Au 6ème niveau, à l’aile réservée au ministère de l’Economie, on se croirait dans un entrepôt sous la douane compartimentée en bureau des archives ou des biens saisis. Les mobiliers sont en vrac, superposés les uns sur les autres pour gagner quelque espace. Des fonctionnaires qui les uns, debout parce que dépourvus d’une place assise, qui entassés sur une seule chaise comme dans un bus, ne savent pas recevoir dignement des visiteurs extérieurs. Faute de climatisation, les locaux dégagent une chaleur propre aux fours à pain où le travail intellectuel devient impossible. Pourtant, c’est dans ces bureaux mal famés et inconfortables que sont gérés des dossiers importants de la situation économique de la RDC.

Sous cette canicule, est vite écourtée la durée de vie du matériel informatique acquis au prix de nombreux sacrifices pour rendre efficient et optimal le rendement de chaque direction.

On se rappellera qu’à l’heure de notre adhésion à l’Ohada, il est  recommandé au gouvernement congolais, des efforts particuliers pour la simplification des formalités administratives, il est déplorable que ce soit la démarche contraire qui semble aujourd’hui privilégiée. Car, demander aux visiteurs souvent fatigués, quelquefois malades, de monter à pieds jusqu’au 6 ème niveau, c’est leur exiger un effort surhumain. Surtout, s’ils doivent redescendre et remonter pour déposer certains documents administratifs ou des photocopies.

De tous temps, certaines directions sont toujours logées au rez-de-chaussée où elles servent de vitrine au ministère de l’Economie. Ce choix était fait à dessein par les prédécesseurs Jean-Marie Bulambo, afin de recevoir dignement les visiteurs extérieurs. Cela n’a jamais gêné aucune fois ni le cabinet du ministre, ni perturbé le fonctionnement normal des activités des conseillers.
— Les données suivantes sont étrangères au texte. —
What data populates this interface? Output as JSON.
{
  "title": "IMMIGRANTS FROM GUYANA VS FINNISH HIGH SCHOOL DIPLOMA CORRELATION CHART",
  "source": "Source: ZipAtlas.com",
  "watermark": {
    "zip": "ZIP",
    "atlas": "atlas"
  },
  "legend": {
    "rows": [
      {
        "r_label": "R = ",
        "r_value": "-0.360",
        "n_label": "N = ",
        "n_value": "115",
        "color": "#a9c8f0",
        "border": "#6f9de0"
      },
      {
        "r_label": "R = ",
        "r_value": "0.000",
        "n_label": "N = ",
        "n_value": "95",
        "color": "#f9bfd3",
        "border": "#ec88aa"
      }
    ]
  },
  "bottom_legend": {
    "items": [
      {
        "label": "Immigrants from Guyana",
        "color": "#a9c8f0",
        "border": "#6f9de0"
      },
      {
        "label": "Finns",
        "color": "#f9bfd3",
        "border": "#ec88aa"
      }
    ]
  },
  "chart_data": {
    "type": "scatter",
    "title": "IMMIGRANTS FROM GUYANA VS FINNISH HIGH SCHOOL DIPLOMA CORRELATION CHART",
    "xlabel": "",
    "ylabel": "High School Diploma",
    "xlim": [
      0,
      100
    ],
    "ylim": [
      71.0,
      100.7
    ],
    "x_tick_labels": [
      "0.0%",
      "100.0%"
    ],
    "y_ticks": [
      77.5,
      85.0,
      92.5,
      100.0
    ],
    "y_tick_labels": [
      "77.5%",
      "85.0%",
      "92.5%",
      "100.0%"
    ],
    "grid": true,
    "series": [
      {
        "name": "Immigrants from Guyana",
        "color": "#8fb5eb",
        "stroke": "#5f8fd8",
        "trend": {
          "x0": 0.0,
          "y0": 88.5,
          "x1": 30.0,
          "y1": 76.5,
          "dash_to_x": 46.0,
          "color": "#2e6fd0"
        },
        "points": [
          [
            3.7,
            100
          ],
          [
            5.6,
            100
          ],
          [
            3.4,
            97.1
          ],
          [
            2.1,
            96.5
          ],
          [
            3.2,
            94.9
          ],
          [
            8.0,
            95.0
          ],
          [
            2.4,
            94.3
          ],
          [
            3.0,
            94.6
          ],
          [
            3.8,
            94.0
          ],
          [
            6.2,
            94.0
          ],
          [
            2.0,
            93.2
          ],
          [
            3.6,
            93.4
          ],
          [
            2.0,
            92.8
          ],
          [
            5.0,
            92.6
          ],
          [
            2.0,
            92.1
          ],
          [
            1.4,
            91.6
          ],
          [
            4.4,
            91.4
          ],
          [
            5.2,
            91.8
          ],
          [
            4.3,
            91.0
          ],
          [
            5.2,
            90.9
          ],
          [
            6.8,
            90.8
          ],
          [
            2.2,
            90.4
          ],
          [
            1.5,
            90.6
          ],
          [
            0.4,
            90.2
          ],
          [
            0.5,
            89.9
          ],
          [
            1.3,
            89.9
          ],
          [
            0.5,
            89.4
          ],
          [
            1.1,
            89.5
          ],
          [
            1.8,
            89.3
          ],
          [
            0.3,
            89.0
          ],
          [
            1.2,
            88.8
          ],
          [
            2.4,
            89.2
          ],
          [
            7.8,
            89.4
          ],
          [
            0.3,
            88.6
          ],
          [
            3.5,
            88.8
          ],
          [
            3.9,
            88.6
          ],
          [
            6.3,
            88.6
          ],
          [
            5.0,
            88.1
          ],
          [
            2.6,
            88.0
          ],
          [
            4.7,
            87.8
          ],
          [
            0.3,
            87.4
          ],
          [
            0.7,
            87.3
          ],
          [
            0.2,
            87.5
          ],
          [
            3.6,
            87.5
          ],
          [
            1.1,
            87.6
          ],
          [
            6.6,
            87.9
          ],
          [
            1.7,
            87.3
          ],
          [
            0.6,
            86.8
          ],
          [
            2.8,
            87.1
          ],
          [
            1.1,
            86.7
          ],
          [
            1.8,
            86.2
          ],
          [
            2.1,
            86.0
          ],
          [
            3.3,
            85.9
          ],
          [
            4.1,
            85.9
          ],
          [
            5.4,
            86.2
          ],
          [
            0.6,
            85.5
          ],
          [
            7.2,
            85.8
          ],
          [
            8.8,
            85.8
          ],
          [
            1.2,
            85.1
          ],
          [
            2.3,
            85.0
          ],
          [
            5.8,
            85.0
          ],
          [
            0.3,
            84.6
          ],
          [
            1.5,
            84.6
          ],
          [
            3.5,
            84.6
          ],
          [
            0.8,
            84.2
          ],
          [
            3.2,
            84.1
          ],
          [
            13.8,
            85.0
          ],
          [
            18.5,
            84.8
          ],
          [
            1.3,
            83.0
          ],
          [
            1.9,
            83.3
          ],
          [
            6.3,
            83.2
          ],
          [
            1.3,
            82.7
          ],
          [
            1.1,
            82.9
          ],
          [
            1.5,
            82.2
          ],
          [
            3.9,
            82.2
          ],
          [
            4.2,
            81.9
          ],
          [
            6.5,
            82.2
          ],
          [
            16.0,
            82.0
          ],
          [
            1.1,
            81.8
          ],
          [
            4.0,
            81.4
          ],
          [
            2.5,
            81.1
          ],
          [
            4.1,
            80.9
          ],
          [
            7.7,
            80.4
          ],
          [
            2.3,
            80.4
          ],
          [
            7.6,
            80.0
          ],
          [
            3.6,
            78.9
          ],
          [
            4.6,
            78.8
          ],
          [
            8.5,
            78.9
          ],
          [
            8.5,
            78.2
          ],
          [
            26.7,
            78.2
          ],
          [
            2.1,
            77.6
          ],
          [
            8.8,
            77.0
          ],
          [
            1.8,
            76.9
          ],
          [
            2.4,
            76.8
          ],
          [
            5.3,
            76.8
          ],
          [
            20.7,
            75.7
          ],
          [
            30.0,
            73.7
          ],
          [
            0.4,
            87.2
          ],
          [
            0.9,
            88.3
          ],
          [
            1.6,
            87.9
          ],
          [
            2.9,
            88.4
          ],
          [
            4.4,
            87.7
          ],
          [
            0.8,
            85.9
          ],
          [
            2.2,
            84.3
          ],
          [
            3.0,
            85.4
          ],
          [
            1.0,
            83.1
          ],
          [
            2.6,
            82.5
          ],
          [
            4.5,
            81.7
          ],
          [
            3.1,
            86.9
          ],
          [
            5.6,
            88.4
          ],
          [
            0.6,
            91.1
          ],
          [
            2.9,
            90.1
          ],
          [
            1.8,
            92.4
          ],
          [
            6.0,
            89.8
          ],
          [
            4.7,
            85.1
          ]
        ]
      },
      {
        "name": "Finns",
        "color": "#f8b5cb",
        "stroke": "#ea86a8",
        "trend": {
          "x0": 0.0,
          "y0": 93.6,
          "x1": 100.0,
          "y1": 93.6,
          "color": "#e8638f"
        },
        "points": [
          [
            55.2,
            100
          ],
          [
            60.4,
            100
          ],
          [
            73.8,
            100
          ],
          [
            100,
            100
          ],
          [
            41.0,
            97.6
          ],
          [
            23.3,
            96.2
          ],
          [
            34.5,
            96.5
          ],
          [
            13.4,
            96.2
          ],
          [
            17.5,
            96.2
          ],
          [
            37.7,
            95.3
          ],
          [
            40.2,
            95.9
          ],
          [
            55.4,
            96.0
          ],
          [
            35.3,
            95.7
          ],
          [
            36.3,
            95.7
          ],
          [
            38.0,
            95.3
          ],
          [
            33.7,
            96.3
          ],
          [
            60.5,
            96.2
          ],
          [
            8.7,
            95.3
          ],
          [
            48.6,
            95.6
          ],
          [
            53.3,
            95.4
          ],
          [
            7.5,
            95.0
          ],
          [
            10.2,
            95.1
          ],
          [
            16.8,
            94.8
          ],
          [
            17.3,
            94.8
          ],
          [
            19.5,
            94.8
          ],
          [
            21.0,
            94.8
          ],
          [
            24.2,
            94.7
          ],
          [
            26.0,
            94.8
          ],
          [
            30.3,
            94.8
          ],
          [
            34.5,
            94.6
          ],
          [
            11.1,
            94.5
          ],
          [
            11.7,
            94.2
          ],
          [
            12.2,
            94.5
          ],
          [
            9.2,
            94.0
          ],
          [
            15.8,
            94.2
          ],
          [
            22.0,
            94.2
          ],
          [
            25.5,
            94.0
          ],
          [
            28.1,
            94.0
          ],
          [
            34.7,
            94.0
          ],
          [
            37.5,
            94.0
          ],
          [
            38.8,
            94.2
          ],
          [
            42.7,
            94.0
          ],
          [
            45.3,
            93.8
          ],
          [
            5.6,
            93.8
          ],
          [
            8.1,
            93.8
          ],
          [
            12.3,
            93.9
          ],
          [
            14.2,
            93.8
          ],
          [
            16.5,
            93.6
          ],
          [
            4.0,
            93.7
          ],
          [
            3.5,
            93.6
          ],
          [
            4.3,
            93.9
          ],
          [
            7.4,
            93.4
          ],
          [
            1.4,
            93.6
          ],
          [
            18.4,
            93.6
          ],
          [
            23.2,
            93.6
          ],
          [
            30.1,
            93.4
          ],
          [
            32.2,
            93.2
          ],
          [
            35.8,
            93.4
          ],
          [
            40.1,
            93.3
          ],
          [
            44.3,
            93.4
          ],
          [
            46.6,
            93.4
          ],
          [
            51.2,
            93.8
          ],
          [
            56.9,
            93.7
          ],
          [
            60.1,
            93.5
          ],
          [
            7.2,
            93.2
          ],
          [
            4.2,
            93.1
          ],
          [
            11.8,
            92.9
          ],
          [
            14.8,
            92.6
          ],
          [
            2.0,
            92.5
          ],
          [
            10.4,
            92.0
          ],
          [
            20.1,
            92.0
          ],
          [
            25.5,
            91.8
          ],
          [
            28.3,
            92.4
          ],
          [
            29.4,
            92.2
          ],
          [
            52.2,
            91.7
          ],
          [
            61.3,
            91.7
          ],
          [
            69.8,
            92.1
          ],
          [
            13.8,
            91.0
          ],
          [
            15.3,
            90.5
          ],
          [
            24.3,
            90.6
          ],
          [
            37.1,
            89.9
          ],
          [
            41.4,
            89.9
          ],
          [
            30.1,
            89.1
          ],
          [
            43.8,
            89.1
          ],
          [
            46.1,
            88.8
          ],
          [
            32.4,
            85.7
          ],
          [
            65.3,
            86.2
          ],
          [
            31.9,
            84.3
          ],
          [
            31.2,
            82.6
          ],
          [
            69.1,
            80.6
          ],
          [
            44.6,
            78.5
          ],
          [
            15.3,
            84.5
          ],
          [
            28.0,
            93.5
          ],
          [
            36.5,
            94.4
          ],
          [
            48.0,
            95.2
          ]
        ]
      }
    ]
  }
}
D’où vient que l’administration centrale du ministère de l’Economie censée servir de base au travail réalisé par le cabinet du ministre, assurer l’exécution harmonieuse des mesures économiques et la mise en œuvre de la politique gouvernementale, ainsi que la sensibilisation des opérateurs économiques aux différentes décisions, législations et textes réglementaires, soit délocalisée non pas pour travailler dans des conditions décentes, mais comme dans des locaux- chaudières fourre-tout.

Que le nouveau ministre de l’Economie nationale ait sa vision du changement qu’il entend opérer dans son cabinet, est une bonne chose, mais qu’aux problèmes de la carence du matériel de bureautique, il ajoute ceux de l’insuffisance et de l’inconfortabilité des locaux, voilà qui inquiète et démotive certains agents situés au bout de la chaîne d’exécution des mesures qu’il pourra prendre.

N’est-ce pas qu’il devra s’appuyer impérativement sur les piliers des services centraux de son administration s’il veut réussir son mandat dans ce ministère où l’on attend de lui, plus que la poursuite de l’action de ses prédécesseurs, mais aussi davantage d’innovations pour la stabilité du cadre macro-économique, un effort accru de mobilisation des recettes, la stabilisation des prix sur les marchés, l’approvisionnement régulier et en grandes quantités du pays en denrées alimentaires de première nécessité, produites localement ou importées ?            

Nous croyons qu’il ne serait pas de bonne politique qu’à peine venu, il puisse déjà perturber les services appelés à accompagner son action et casser le rythme de travail. Ne serait-ce pas hasardeux  de mécontenter l’administration centrale de son ministère, en érodant la confiance lui témoignée, ainsi que l’espoir placé en lui ?

Le nouveau ministre de l’Economie a donc intérêt à vivre en symbiose avec les agents et cadres de son ministère, en lubrifiant tous les rouages de son administration, au lieu d’injecter des grains de sable dans la chaîne d’exécution de ces décisions. Ce qui à mains égards, perturbe l’harmonie de travail et baisserait le rendement des services.

Qu’on se le dise !

        J.R.T.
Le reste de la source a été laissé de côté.